Sunday, July 20, 2014

    Protest may disrupt dispatch of 12,743 new schoolteachers


    Continuous protest at the District Education Offices (DEO) is likely to disrupt the process of dispatching the newly appointed 12,743 teachers in the community schools across the country.

    The three-day-long lockout at the DEOs enforced by the Nepal Educational Republic Forum (NERF) since Wednesday, the first day of the new fiscal year, has disrupted several important works at the DEOs including the dispatch of new teachers, officials have said. The Teacher´s Service Commission (TSC) had already announced that the process of dispatching the teachers would begin from the new fiscal year.
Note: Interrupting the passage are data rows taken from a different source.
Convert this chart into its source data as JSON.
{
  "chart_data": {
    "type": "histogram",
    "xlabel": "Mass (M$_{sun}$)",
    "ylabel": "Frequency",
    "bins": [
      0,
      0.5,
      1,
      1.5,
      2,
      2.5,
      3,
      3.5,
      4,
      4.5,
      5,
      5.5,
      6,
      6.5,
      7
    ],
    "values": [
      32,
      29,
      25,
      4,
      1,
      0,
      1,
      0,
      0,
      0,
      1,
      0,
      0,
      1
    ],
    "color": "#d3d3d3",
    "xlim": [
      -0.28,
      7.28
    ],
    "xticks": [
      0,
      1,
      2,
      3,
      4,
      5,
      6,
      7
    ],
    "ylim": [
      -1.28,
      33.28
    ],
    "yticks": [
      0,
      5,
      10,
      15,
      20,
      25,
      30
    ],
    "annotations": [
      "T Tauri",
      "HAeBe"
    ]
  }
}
    Although the three-day lockout protest at the DEOs ended Friday, NERF, a network of 11 various organizations advocating for the rights of teachers, is all set to come up with a new phase of protest at the district and central level to pressure the government into fulfilling its demands, said the NERF Chairperson Hom Kumar Thapa.

    The Forum is in protest with various demands such as opening of an internal vacancy for temporary teachers. Similarly, the teachers´ organization has also demanded that none of the teachers hired on contract basis should be made jobless following appointment of new permanent teachers.

    “Although the TSC has made new appointments, it should bring a provision to ensure that non-permanent teachers at the community schools do not become jobless,” Thapa added.

    Teachers hired under 17 various categories including temporary, contract and relief quota among others, are currently working at community schools across the country. Over 2,200 temporary teachers got permanent status through an open competition a year ago. But NERF said there are over 20,000 more temporary teachers whose fate hangs in balance.

    The teachers have also alleged that the DEOs supply false information to the TSC regarding the number of vacant seats at community schools. "The DEOs usually tell TSC that fewer seats are vacant so that the former could appoint substitute teachers arbitrarily,” claimed Chairman Thapa.

    Apart from this, NERF also wants the government to set the salary scale for teachers on par with the civil servants. “The government has long been treating teachers unfairly in terms of paying the salaries, and it continued the discrimination in the new budget as well,” Thapa mentioned.

    Likewise, NERF has also asked the government to regulate the private schools and force them to pay teachers salaries on par with community school teachers.